No verão de 1758, menos de três anos depois do grande terramoto que destruiu Lisboa, a população vive alarmada com o desaparecimento de sete raparigas cujos corpos nunca foram encontrados. Incomodado, Sebastião José de Carvalho e Melo, poderoso ministro do rei D. José, nomeia um recém-formado em Direito, Pina Manique, para investigar essas estranhas ocorrências.
No entanto, existem apenas vagas suspeitas sobre uns mercadores árabes. Para tentar acusá-los, Sebastião José dirige-se às masmorras da Torre de Belém para convencer Santamaria, um piloto de barcos, a auxiliá-lo na investigação, uma vez que o prisioneiro fala a língua dos árabes. A troco dessa ajuda, oferece-lhe a liberdade.
Santamaria recusa a proposta, até saber que uma das raparigas desaparecidas é a sua filha Assunção. É então que aceita ajudar na investigação, mergulhando numa cidade ainda atordoada pelo cataclismo.
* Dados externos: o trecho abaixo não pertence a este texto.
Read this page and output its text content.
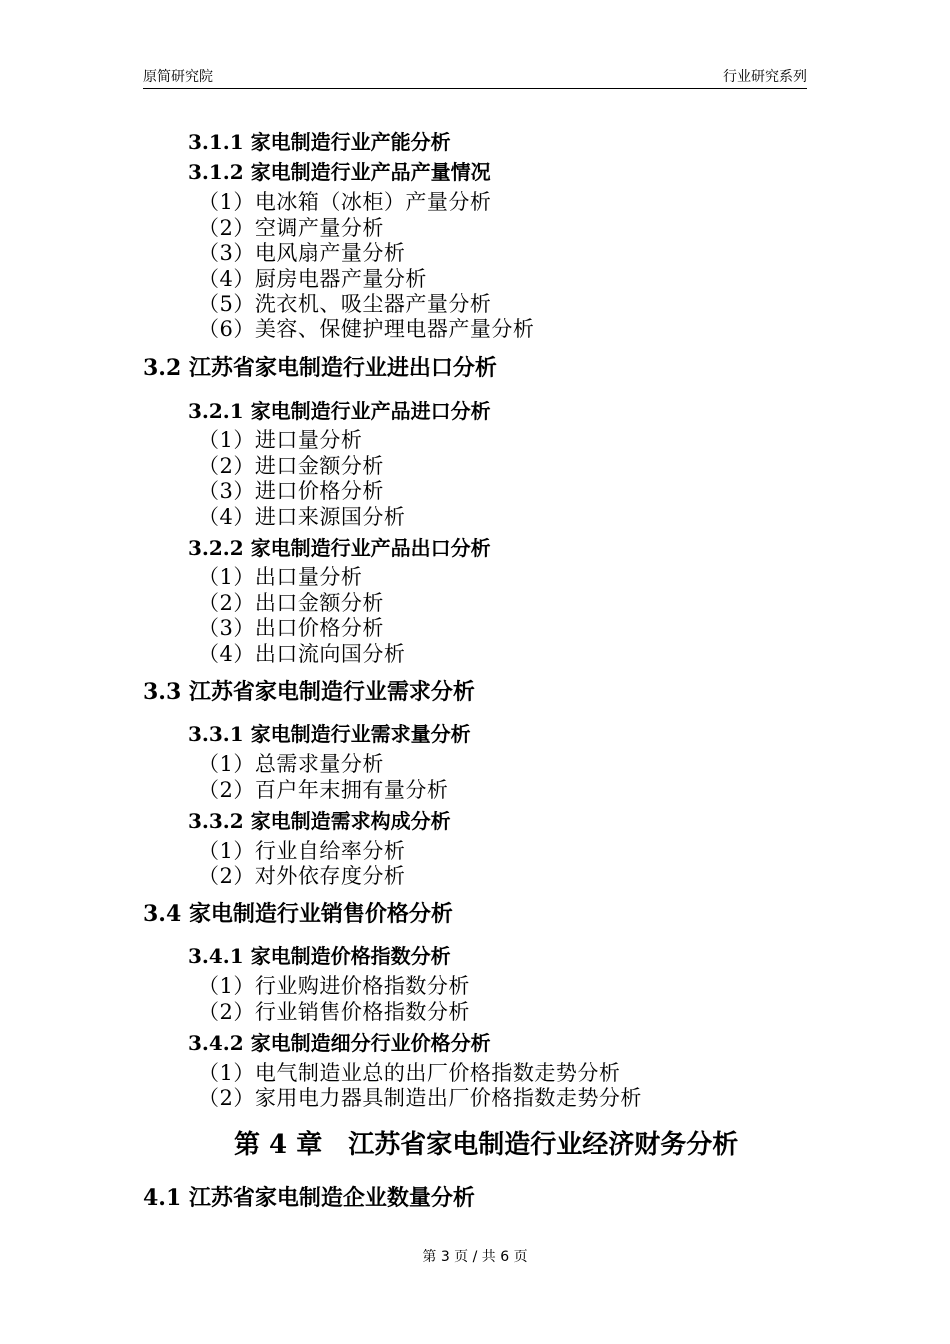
原简研究院	行业研究系列
3.1.1 家电制造行业产能分析
3.1.2 家电制造行业产品产量情况
（1）电冰箱（冰柜）产量分析
（2）空调产量分析
（3）电风扇产量分析
（4）厨房电器产量分析
（5）洗衣机、吸尘器产量分析
（6）美容、保健护理电器产量分析
3.2 江苏省家电制造行业进出口分析
3.2.1 家电制造行业产品进口分析
（1）进口量分析
（2）进口金额分析
（3）进口价格分析
（4）进口来源国分析
3.2.2 家电制造行业产品出口分析
（1）出口量分析
（2）出口金额分析
（3）出口价格分析
（4）出口流向国分析
3.3 江苏省家电制造行业需求分析
3.3.1 家电制造行业需求量分析
（1）总需求量分析
（2）百户年末拥有量分析
3.3.2 家电制造需求构成分析
（1）行业自给率分析
（2）对外依存度分析
3.4 家电制造行业销售价格分析
3.4.1 家电制造价格指数分析
（1）行业购进价格指数分析
（2）行业销售价格指数分析
3.4.2 家电制造细分行业价格分析
（1）电气制造业总的出厂价格指数走势分析
（2）家用电力器具制造出厂价格指数走势分析
第 4 章　江苏省家电制造行业经济财务分析
4.1 江苏省家电制造企业数量分析
第 3 页 / 共 6 页
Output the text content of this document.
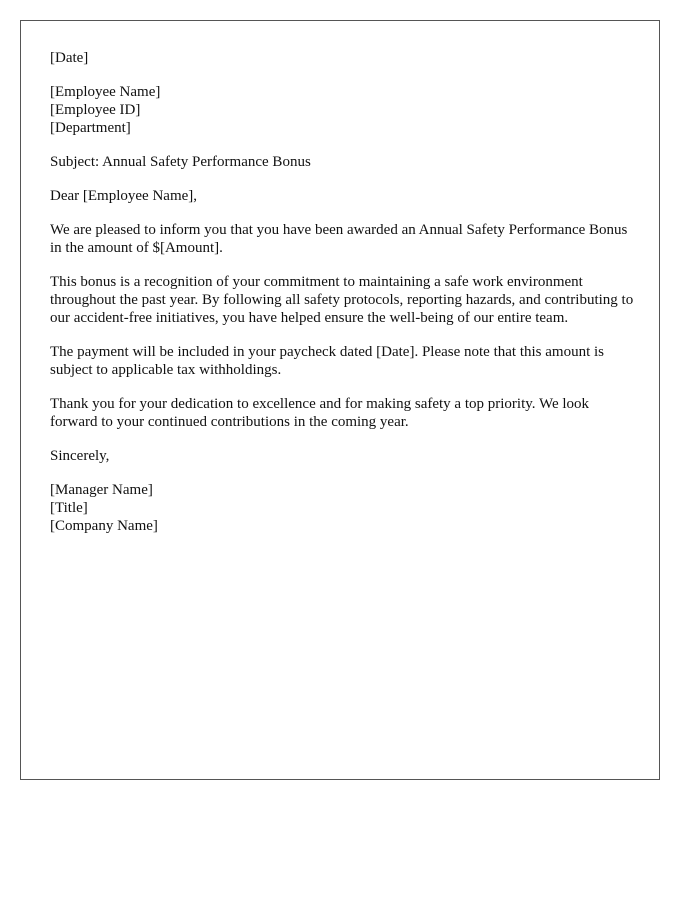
[Date]
[Employee Name]
[Employee ID]
[Department]
Subject: Annual Safety Performance Bonus
Dear [Employee Name],

We are pleased to inform you that you have been awarded an Annual Safety Performance Bonus in the amount of $[Amount].

This bonus is a recognition of your commitment to maintaining a safe work environment throughout the past year. By following all safety protocols, reporting hazards, and contributing to our accident-free initiatives, you have helped ensure the well-being of our entire team.

The payment will be included in your paycheck dated [Date]. Please note that this amount is subject to applicable tax withholdings.

Thank you for your dedication to excellence and for making safety a top priority. We look forward to your continued contributions in the coming year.

Sincerely,
[Manager Name]
[Title]
[Company Name]
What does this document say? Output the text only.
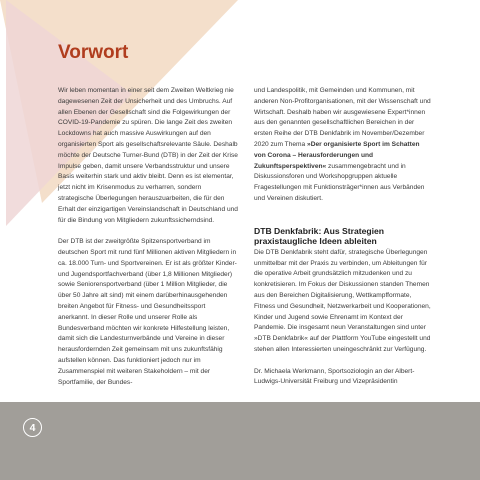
Vorwort

Wir leben momentan in einer seit dem Zweiten Weltkrieg nie dagewesenen Zeit der Unsicherheit und des Umbruchs. Auf allen Ebenen der Gesellschaft sind die Folgewirkungen der COVID-19-Pandemie zu spüren. Die lange Zeit des zweiten Lockdowns hat auch massive Auswirkungen auf den organisierten Sport als gesellschaftsrelevante Säule. Deshalb möchte der Deutsche Turner-Bund (DTB) in der Zeit der Krise Impulse geben, damit unsere Verbandsstruktur und unsere Basis weiterhin stark und aktiv bleibt. Denn es ist elementar, jetzt nicht im Krisenmodus zu verharren, sondern strategische Überlegungen herauszuarbeiten, die für den Erhalt der einzigartigen Vereinslandschaft in Deutschland und für die Bindung von Mitgliedern zukunftssicherndsind.

Der DTB ist der zweitgrößte Spitzensportverband im deutschen Sport mit rund fünf Millionen aktiven Mitgliedern in ca. 18.000 Turn- und Sportvereinen. Er ist als größter Kinder- und Jugendsportfachverband (über 1,8 Millionen Mitglieder) sowie Seniorensportverband (über 1 Million Mitglieder, die über 50 Jahre alt sind) mit einem darüberhinausgehenden breiten Angebot für Fitness- und Gesundheitssport anerkannt. In dieser Rolle und unserer Rolle als Bundesverband möchten wir konkrete Hilfestellung leisten, damit sich die Landesturnverbände und Vereine in dieser herausfordernden Zeit gemeinsam mit uns zukunftsfähig aufstellen können. Das funktioniert jedoch nur im Zusammenspiel mit weiteren Stakeholdern – mit der Sportfamilie, der Bundes-

und Landespolitik, mit Gemeinden und Kommunen, mit anderen Non-Profitorganisationen, mit der Wissenschaft und Wirtschaft. Deshalb haben wir ausgewiesene Expert*innen aus den genannten gesellschaftlichen Bereichen in der ersten Reihe der DTB Denkfabrik im November/Dezember 2020 zum Thema »Der organisierte Sport im Schatten von Corona – Herausforderungen und Zukunftsperspektiven« zusammengebracht und in Diskussionsforen und Workshopgruppen aktuelle Fragestellungen mit Funktionsträger*innen aus Verbänden und Vereinen diskutiert.

DTB Denkfabrik: Aus Strategien praxistaugliche Ideen ableiten

Die DTB Denkfabrik steht dafür, strategische Überlegungen unmittelbar mit der Praxis zu verbinden, um Ableitungen für die operative Arbeit grundsätzlich mitzudenken und zu konkretisieren. Im Fokus der Diskussionen standen Themen aus den Bereichen Digitalisierung, Wettkampfformate, Fitness und Gesundheit, Netzwerkarbeit und Kooperationen, Kinder und Jugend sowie Ehrenamt im Kontext der Pandemie. Die insgesamt neun Veranstaltungen sind unter »DTB Denkfabrik« auf der Plattform YouTube eingestellt und stehen allen Interessierten uneingeschränkt zur Verfügung.

Dr. Michaela Werkmann, Sportsoziologin an der Albert-Ludwigs-Universität Freiburg und Vizepräsidentin

4
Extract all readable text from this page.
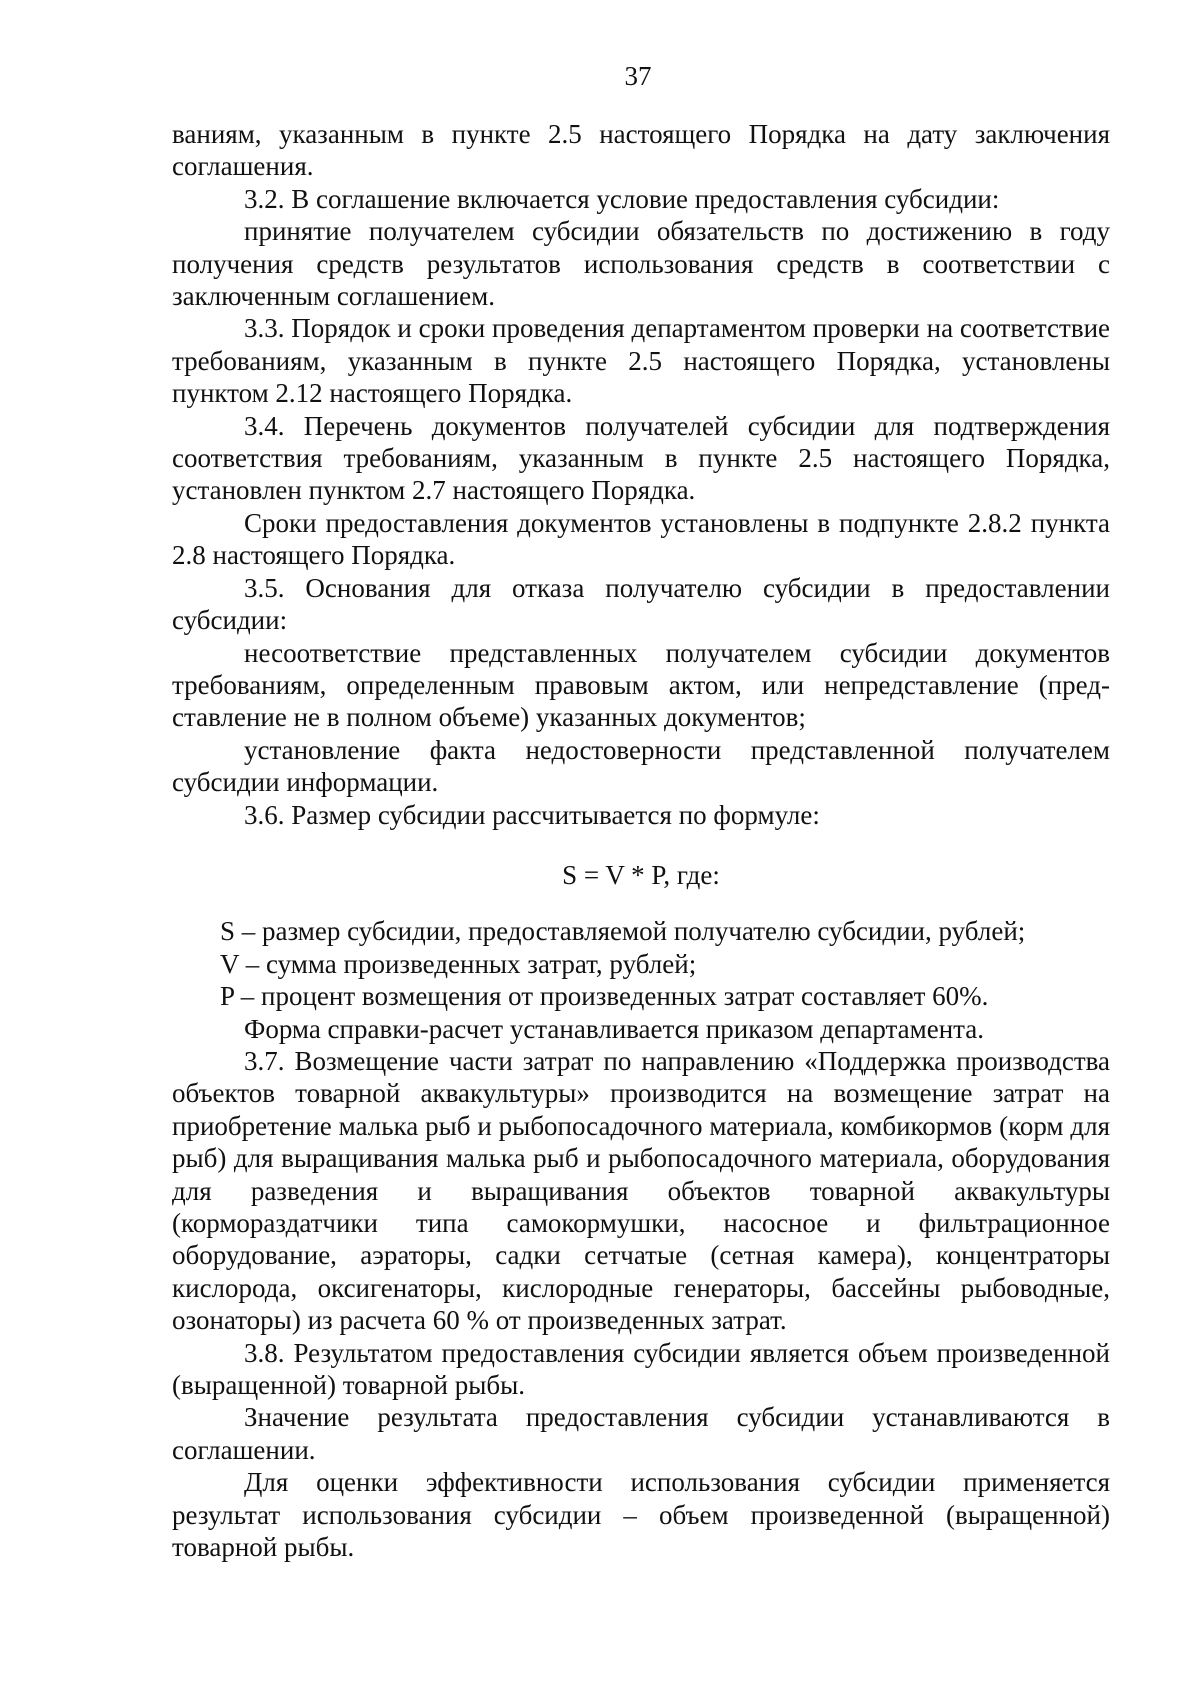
37

ваниям, указанным в пункте 2.5 настоящего Порядка на дату заключения соглашения.

3.2. В соглашение включается условие предоставления субсидии:

принятие получателем субсидии обязательств по достижению в году получения средств результатов использования средств в соответствии с заключенным соглашением.

3.3. Порядок и сроки проведения департаментом проверки на соответствие требованиям, указанным в пункте 2.5 настоящего Порядка, установлены пунктом 2.12 настоящего Порядка.

3.4. Перечень документов получателей субсидии для подтверждения соответствия требованиям, указанным в пункте 2.5 настоящего Порядка, установлен пунктом 2.7 настоящего Порядка.

Сроки предоставления документов установлены в подпункте 2.8.2 пункта 2.8 настоящего Порядка.

3.5. Основания для отказа получателю субсидии в предоставлении субсидии:

несоответствие представленных получателем субсидии документов требованиям, определенным правовым актом, или непредставление (представление не в полном объеме) указанных документов;

установление факта недостоверности представленной получателем субсидии информации.

3.6. Размер субсидии рассчитывается по формуле:

S = V * P, где:

S – размер субсидии, предоставляемой получателю субсидии, рублей;

V – сумма произведенных затрат, рублей;

P – процент возмещения от произведенных затрат составляет 60%.

Форма справки-расчет устанавливается приказом департамента.

3.7. Возмещение части затрат по направлению «Поддержка производства объектов товарной аквакультуры» производится на возмещение затрат на приобретение малька рыб и рыбопосадочного материала, комбикормов (корм для рыб) для выращивания малька рыб и рыбопосадочного материала, оборудования для разведения и выращивания объектов товарной аквакультуры (кормораздатчики типа самокормушки, насосное и фильтрационное оборудование, аэраторы, садки сетчатые (сетная камера), концентраторы кислорода, оксигенаторы, кислородные генераторы, бассейны рыбоводные, озонаторы) из расчета 60 % от произведенных затрат.

3.8. Результатом предоставления субсидии является объем произведенной (выращенной) товарной рыбы.

Значение результата предоставления субсидии устанавливаются в соглашении.

Для оценки эффективности использования субсидии применяется результат использования субсидии – объем произведенной (выращенной) товарной рыбы.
Nela, o piloto cruza-se com o seu filho Filipe, a antiga escrava Ester, o místico Abraão e o seu rival do passado, Hugh Gold, que em tempos disputou com ele o amor de Margarida, a paixão que Santamaria deseja agora rever.
De repente, Santamaria vê-se envolvido numa terrível conspiração, pois enquanto tenta encontrar a sua filha e desvendar os desaparecimentos, tem de evitar ser implicado no processo dos Távoras.
Numa Lisboa onde Sebastião José já começara a impor a sua lei de ferro, surge então esta história de amor de um pai pelos seus filhos e a sua simultânea tentativa de reencontrar a mulher por quem um dia se apaixonou.
Domingos Freitas do Amaral nasceu a 12 de Outubro de 1967, em Lisboa. Depois de se ter formado em Economia, pela Universidade Católica Portuguesa, e de ter feito um mestrado em Relações Internacionais, na Universidade de Colúmbia, em Nova Iorque, decidiu seguir a sua carreira como jornalista. Actualmente, é o director da revista Maxmen, desde o seu lançamento, em Março de 2001. Colabora também com o Diário Económico e a revista Grazia. Antes, trabalhou no jornal O Independente durante 11 anos, além de ter colaborado com outras publicações, como o Diário de Notícias, Grande Reportagem, City, Invista e Fortuna. Colaborou também com a Rádio Comercial e com a SIC. É casado, tem dois filhos - uma rapariga e um rapaz - e vive em Lisboa. Enquanto Salazar dormia...(2006) é o seu quarto livro de ficção publicado pela Casa das Letras, depois de Amor à Primeira Vista (1998), O Fanático do Sushi (2000) e Os Cavaleiros de São João Baptista (2004). Fonte:Webboom
“As Filhas do Terramoto” é a sequela de “Quando Lisboa Tremeu” e leva-nos de volta a uma Lisboa que ainda não recuperou do grande terramoto de 1755.
Desta vez, a história acompanha o desaparecimento de várias raparigas numa cidade ainda mergulhada no caos do pós-terramoto. Entre investigações, segredos e jogos de poder, o romance conduz-nos por uma Lisboa onde convivem medo, pobreza, reconstrução e tensão política.
Ao longo do livro, cruzamo-nos com algumas das figuras e acontecimentos mais marcantes da época — o crescimento do poder do Marquês de Pombal, a sombra da Inquisição e o ambiente cada vez mais tenso em torno da família Távora, num período que acabaria por conduzir a um dos episódios mais sombrios da história portuguesa.
Mas o que mais me conquistou foi a atmosfera. Lisboa não surge apenas como cenários, sente-se. Quase conseguimos caminhar por aquelas ruas ainda destruídas e perceber o peso daquela época.
Domingos Amaral tem uma escrita muito fluida e visual, que faz o livro avançar rapidamente sem perder o lado histórico. E quando um romance consegue despertar ainda mais vontade de conhecer a nossa própria história, já está a fazer alguma coisa bem.
Não é bem o meu estilo de literatura. Com demasiados palavrões que considero desneceessários e cenas fortes que me levaram a não o ler à noite. Uma história pouco consistente mas acima de tudo é o estilo de escrita com que não me identifico.